After a year, before her fourteenth name day, they spend an evening discussing the old way. When she asks why they do not sail to the north and take back what is theirs, he glowers at her. He asks her if she really does not want to be his heir, and though she shakes her head and says no, she cannot help but think if you really don't want your son back? He cuffs her around the ear six months later when she asks the question again.

It is when her mother is removed from the islands, taken to Harlaw to keep her health, that Asha is stirred to action. She visits, and for the first time, the Lady Alannys does not snap out of her dispare, does not recognize her child, does not bid her to come into her arms and press a dry kiss to her temple; she sits by a window in a tall tower, and when Asha opens the door, she simply turns her head and asks Have you brought my baby to me? My baby boy?

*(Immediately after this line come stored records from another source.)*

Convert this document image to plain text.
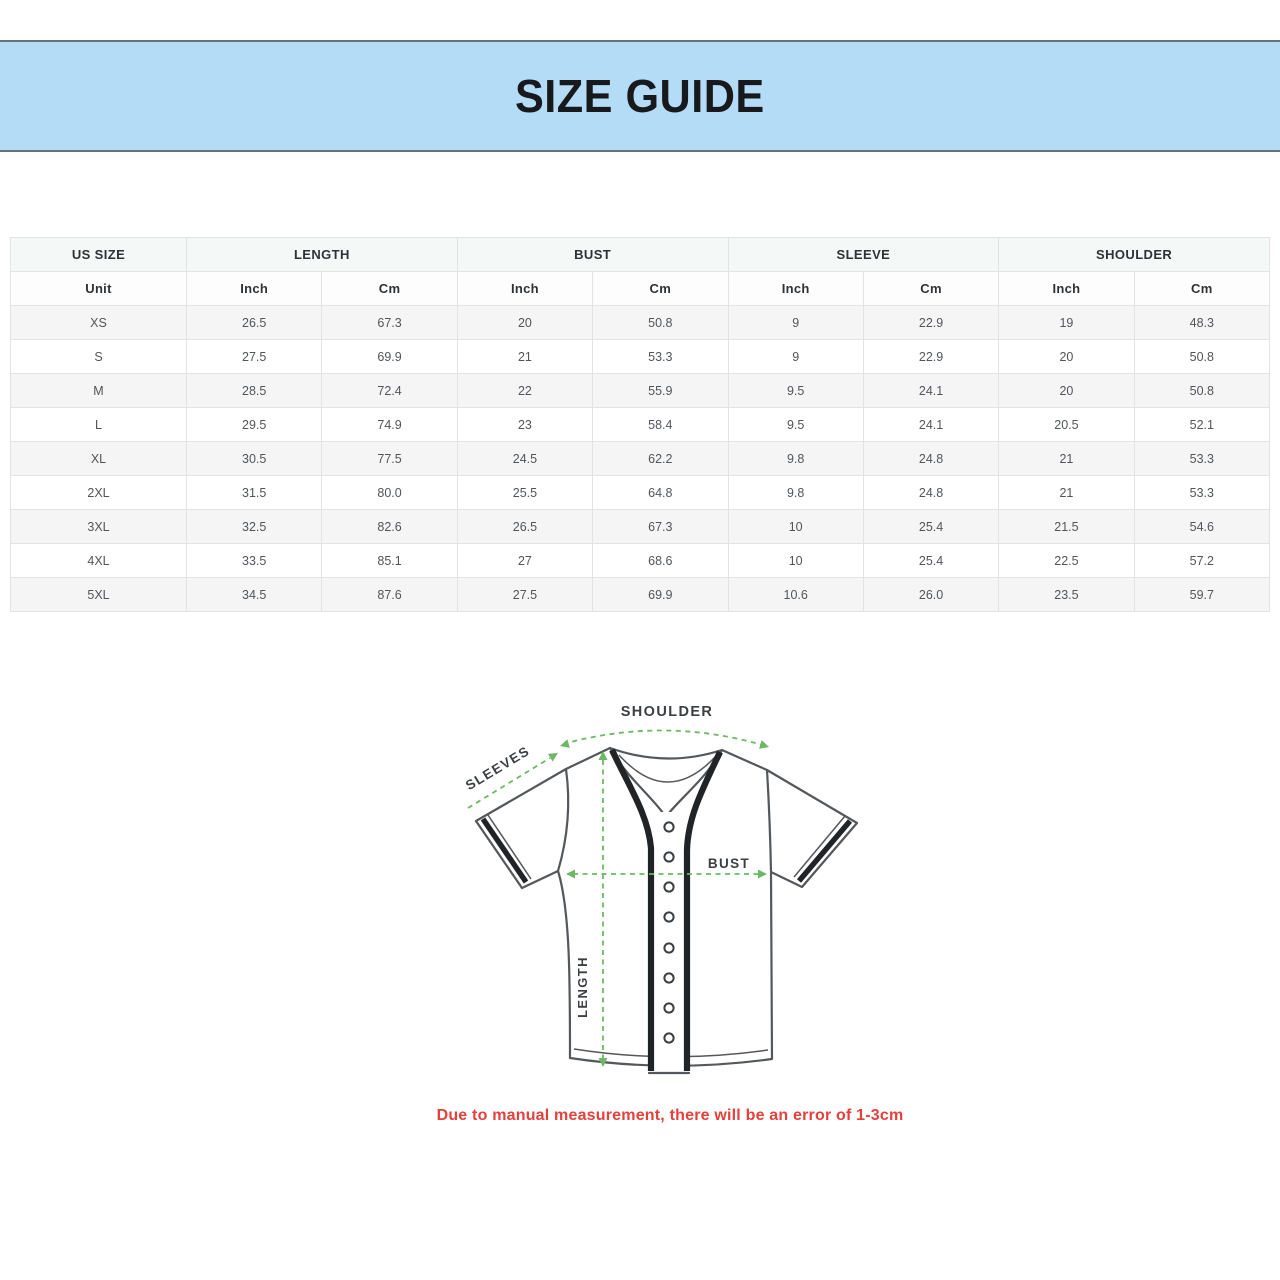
SIZE GUIDE
US SIZE	LENGTH		BUST		SLEEVE		SHOULDER	
Unit	Inch	Cm	Inch	Cm	Inch	Cm	Inch	Cm
XS	26.5	67.3	20	50.8	9	22.9	19	48.3
S	27.5	69.9	21	53.3	9	22.9	20	50.8
M	28.5	72.4	22	55.9	9.5	24.1	20	50.8
L	29.5	74.9	23	58.4	9.5	24.1	20.5	52.1
XL	30.5	77.5	24.5	62.2	9.8	24.8	21	53.3
2XL	31.5	80.0	25.5	64.8	9.8	24.8	21	53.3
3XL	32.5	82.6	26.5	67.3	10	25.4	21.5	54.6
4XL	33.5	85.1	27	68.6	10	25.4	22.5	57.2
5XL	34.5	87.6	27.5	69.9	10.6	26.0	23.5	59.7
SHOULDER
SLEEVES
BUST
LENGTH
Due to manual measurement, there will be an error of 1-3cm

The day she returns to Pyke, she finds a ship setting sail for the mainland. The men look at her warily, but do not dispute Balon's heir, nor threaten to tell her father when she pulls the dirk from her belt. They bow, bid her climb into the small wooden boat setting sail for the longship anchored out at sea, and she has a foot in when two large hands grab her, one in her hair and the other in the fabric of her tunic, and pull her back into the water. She is submerged, struggles and breaks the surface only when the hands pull her up. It is a time before she can focus, before she can blink the salt from her eyes and will away the stinging tears, before she can cough up the mouthfuls of water she drank and splutter wildly. She sees hair, long and unkempt, and a young, familiar face.

What are you doing, girl, the Damphair growls water lapping around the robes he had worn into the sea, and when she gapes at him in confusion, he pushes her head under again. What are you doing, girl?

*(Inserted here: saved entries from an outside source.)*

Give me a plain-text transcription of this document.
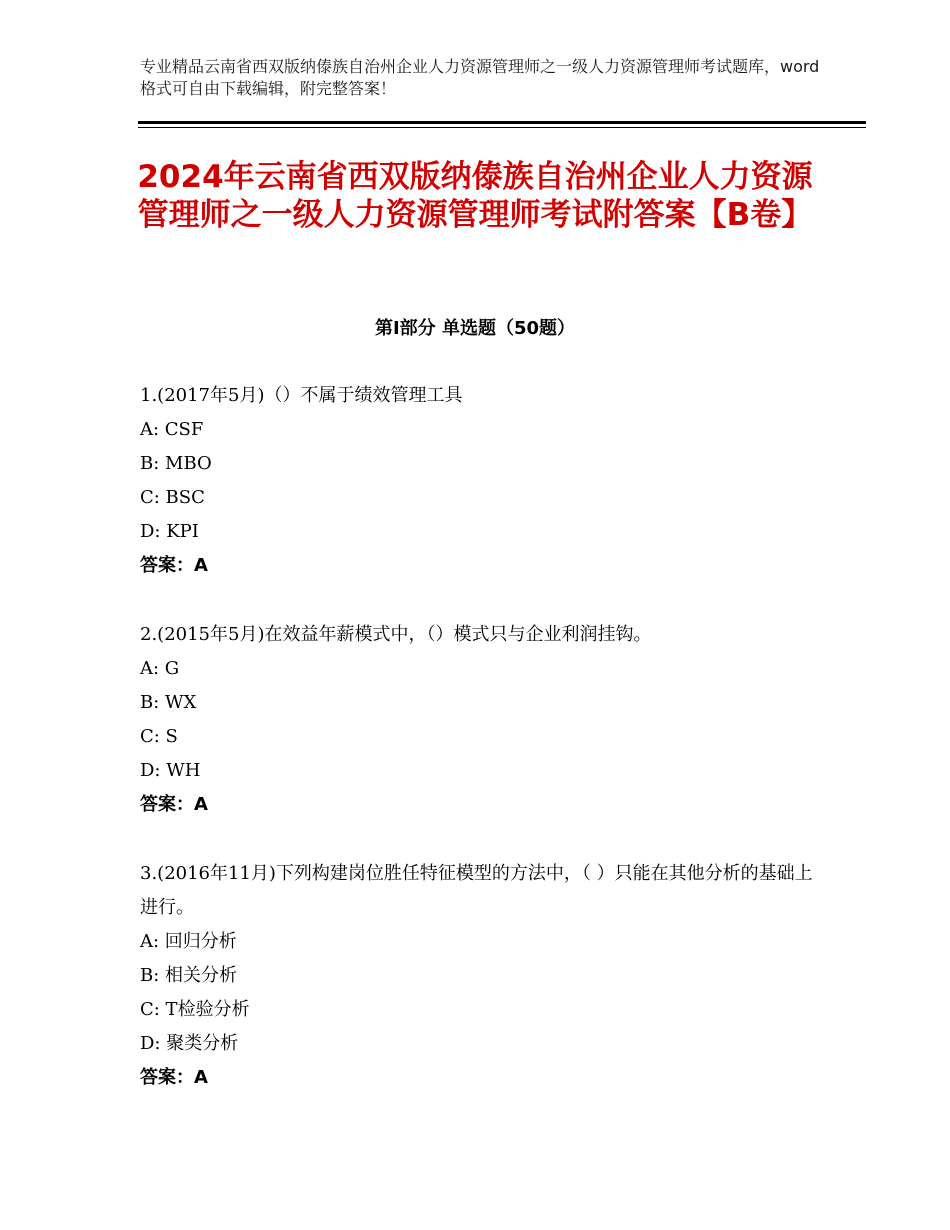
专业精品云南省西双版纳傣族自治州企业人力资源管理师之一级人力资源管理师考试题库，word格式可自由下载编辑，附完整答案！
2024年云南省西双版纳傣族自治州企业人力资源管理师之一级人力资源管理师考试附答案【B卷】
第Ⅰ部分 单选题（50题）

1.(2017年5月)（）不属于绩效管理工具

A: CSF

B: MBO

C: BSC

D: KPI

答案：A

2.(2015年5月)在效益年薪模式中，（）模式只与企业利润挂钩。

A: G

B: WX

C: S

D: WH

答案：A

3.(2016年11月)下列构建岗位胜任特征模型的方法中，（ ）只能在其他分析的基础上进行。

A: 回归分析

B: 相关分析

C: T检验分析

D: 聚类分析

答案：A
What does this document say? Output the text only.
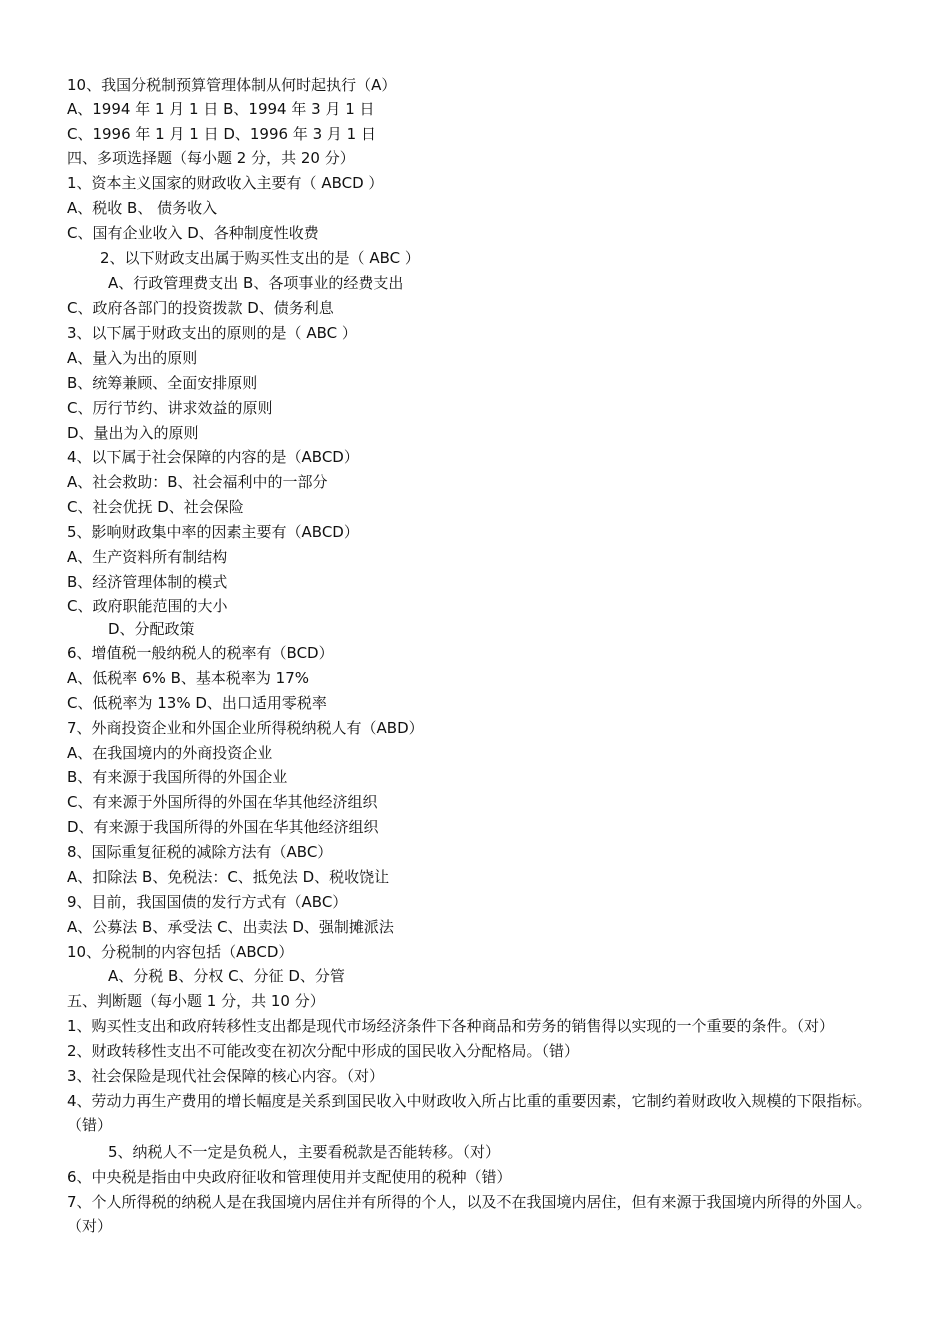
10、我国分税制预算管理体制从何时起执行（A）
A、1994 年 1 月 1 日 B、1994 年 3 月 1 日
C、1996 年 1 月 1 日 D、1996 年 3 月 1 日
四、多项选择题（每小题 2 分，共 20 分）
1、资本主义国家的财政收入主要有（ ABCD ）
A、税收 B、 债务收入
C、国有企业收入 D、各种制度性收费
2、以下财政支出属于购买性支出的是（ ABC ）
A、行政管理费支出 B、各项事业的经费支出
C、政府各部门的投资拨款 D、债务利息
3、以下属于财政支出的原则的是（ ABC ）
A、量入为出的原则
B、统筹兼顾、全面安排原则
C、厉行节约、讲求效益的原则
D、量出为入的原则
4、以下属于社会保障的内容的是（ABCD）
A、社会救助：B、社会福利中的一部分
C、社会优抚 D、社会保险
5、影响财政集中率的因素主要有（ABCD）
A、生产资料所有制结构
B、经济管理体制的模式
C、政府职能范围的大小
D、分配政策
6、增值税一般纳税人的税率有（BCD）
A、低税率 6% B、基本税率为 17%
C、低税率为 13% D、出口适用零税率
7、外商投资企业和外国企业所得税纳税人有（ABD）
A、在我国境内的外商投资企业
B、有来源于我国所得的外国企业
C、有来源于外国所得的外国在华其他经济组织
D、有来源于我国所得的外国在华其他经济组织
8、国际重复征税的减除方法有（ABC）
A、扣除法 B、免税法：C、抵免法 D、税收饶让
9、目前，我国国债的发行方式有（ABC）
A、公募法 B、承受法 C、出卖法 D、强制摊派法
10、分税制的内容包括（ABCD）
A、分税 B、分权 C、分征 D、分管
五、判断题（每小题 1 分，共 10 分）
1、购买性支出和政府转移性支出都是现代市场经济条件下各种商品和劳务的销售得以实现的一个重要的条件。（对）
2、财政转移性支出不可能改变在初次分配中形成的国民收入分配格局。（错）
3、社会保险是现代社会保障的核心内容。（对）
4、劳动力再生产费用的增长幅度是关系到国民收入中财政收入所占比重的重要因素，它制约着财政收入规模的下限指标。（错）
5、纳税人不一定是负税人，主要看税款是否能转移。（对）
6、中央税是指由中央政府征收和管理使用并支配使用的税种（错）
7、个人所得税的纳税人是在我国境内居住并有所得的个人，以及不在我国境内居住，但有来源于我国境内所得的外国人。（对）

She coughs, then, and finds that lying would be pointless. I'm going to - rescue Theon.

The wolves have him, Aeron Greyjoy hisses, tightening his hold on her hair and shaking her head until little flecks of water fly from the strands escaping his hand. You'd need an army to take a castle like Winterfell, and you have one. It's far from the sea, and you could never keep it. The northern men think to keep Balon's son in hopes of preventing his pride to turn to wrath, and wrath to action. Do you really think they'd be moved to surrender their hostage to your whims?

I don't -

He doesn't give her time to answer, doesn't let the defiant tone manifest. He pushes her head under again, and holds her there until her thrashes grow weak. When he pulls her up to break the surface again, he lets her cough, splutter, wretch until she's quieted and can look at him. Not for the first time, Asha is reminded that all the Greyjoys have grayish green eyes, and wonders why her uncle Damphair's look suspiciously bluer. Aeron leans over her, hand moving from her soaked clothes to hold her face in a big hand, to clamp over her mouth so she may not interrupt. Hot breath cascades from her nose over his wet knuckles, and Asha thinks he smells like to sea.

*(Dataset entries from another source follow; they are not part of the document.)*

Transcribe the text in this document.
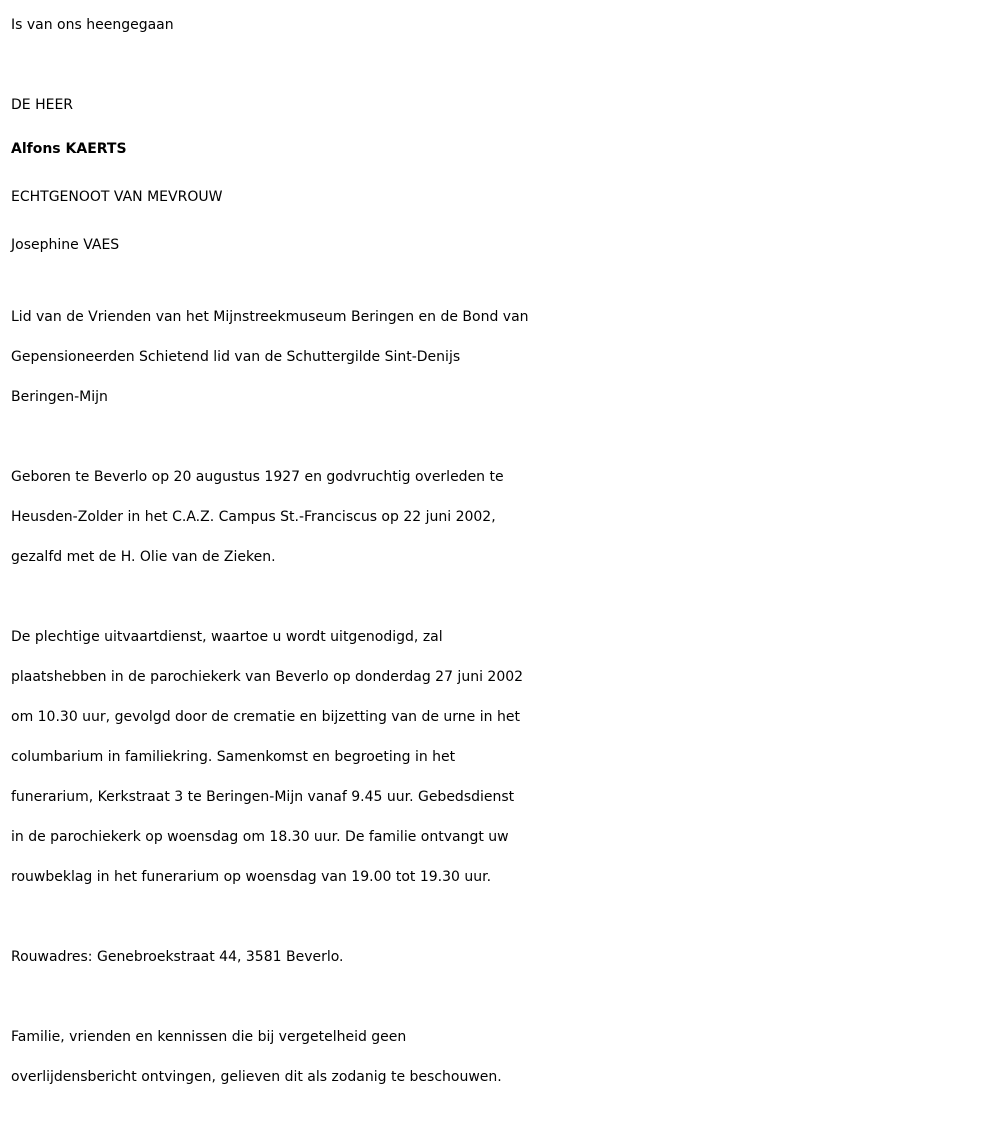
Is van ons heengegaan
DE HEER
Alfons KAERTS
ECHTGENOOT VAN MEVROUW
Josephine VAES
Lid van de Vrienden van het Mijnstreekmuseum Beringen en de Bond van
Gepensioneerden Schietend lid van de Schuttergilde Sint-Denijs
Beringen-Mijn
Geboren te Beverlo op 20 augustus 1927 en godvruchtig overleden te
Heusden-Zolder in het C.A.Z. Campus St.-Franciscus op 22 juni 2002,
gezalfd met de H. Olie van de Zieken.
De plechtige uitvaartdienst, waartoe u wordt uitgenodigd, zal
plaatshebben in de parochiekerk van Beverlo op donderdag 27 juni 2002
om 10.30 uur, gevolgd door de crematie en bijzetting van de urne in het
columbarium in familiekring. Samenkomst en begroeting in het
funerarium, Kerkstraat 3 te Beringen-Mijn vanaf 9.45 uur. Gebedsdienst
in de parochiekerk op woensdag om 18.30 uur. De familie ontvangt uw
rouwbeklag in het funerarium op woensdag van 19.00 tot 19.30 uur.
Rouwadres: Genebroekstraat 44, 3581 Beverlo.
Familie, vrienden en kennissen die bij vergetelheid geen
overlijdensbericht ontvingen, gelieven dit als zodanig te beschouwen.
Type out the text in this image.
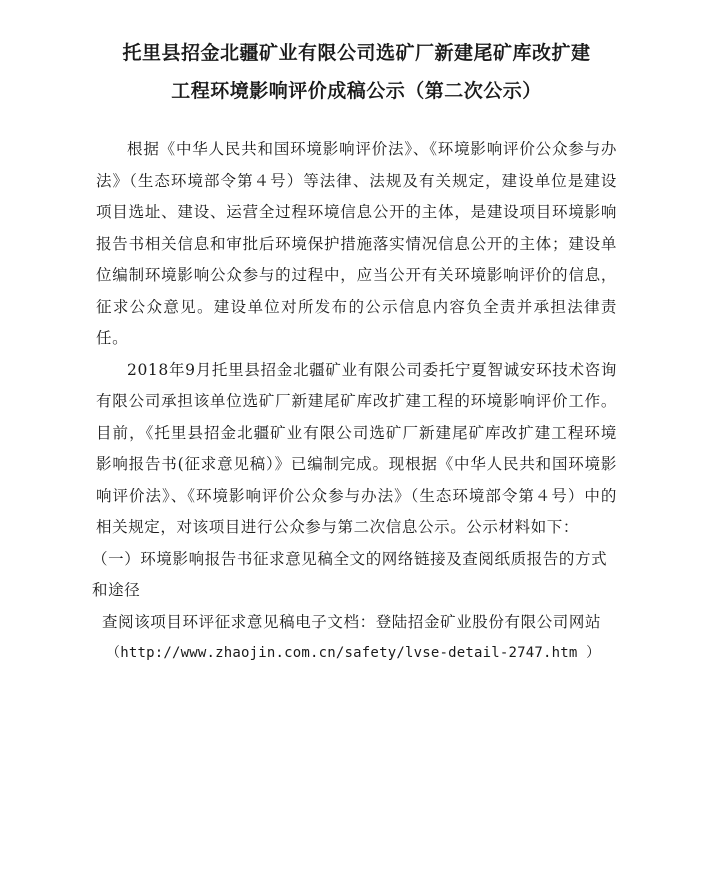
托里县招金北疆矿业有限公司选矿厂新建尾矿库改扩建
工程环境影响评价成稿公示（第二次公示）

根据《中华人民共和国环境影响评价法》、《环境影响评价公众参与办法》（生态环境部令第４号）等法律、法规及有关规定，建设单位是建设项目选址、建设、运营全过程环境信息公开的主体，是建设项目环境影响报告书相关信息和审批后环境保护措施落实情况信息公开的主体；建设单位编制环境影响公众参与的过程中，应当公开有关环境影响评价的信息，征求公众意见。建设单位对所发布的公示信息内容负全责并承担法律责任。

2018年9月托里县招金北疆矿业有限公司委托宁夏智诚安环技术咨询有限公司承担该单位选矿厂新建尾矿库改扩建工程的环境影响评价工作。目前，《托里县招金北疆矿业有限公司选矿厂新建尾矿库改扩建工程环境影响报告书(征求意见稿）》已编制完成。现根据《中华人民共和国环境影响评价法》、《环境影响评价公众参与办法》（生态环境部令第４号）中的相关规定，对该项目进行公众参与第二次信息公示。公示材料如下：

（一）环境影响报告书征求意见稿全文的网络链接及查阅纸质报告的方式和途径

查阅该项目环评征求意见稿电子文档：登陆招金矿业股份有限公司网站

（http://www.zhaojin.com.cn/safety/lvse-detail-2747.htm ）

The Drowned God kisses you, child. Every time you run into the sea, he welcomes you to swim in it; to splash and play like you were nothing but a flat chested brat. When you drown, he will welcome you into his watery hall with open arms. But not -

His hand tightened, fingers digging into the flesh of her cheeks when she began to struggle against him.

- not your brother.

His tone brooked no argument.

Forget him. He may not die, but he is dead.

And when he removed his hand, she did not speak. When he dragged her from the water, she did not struggle. When he bid her return to the castle, she did. Eventually, a year later, when he caught her steely scowl in the dining hall and bid her again - forget about your brother - she did.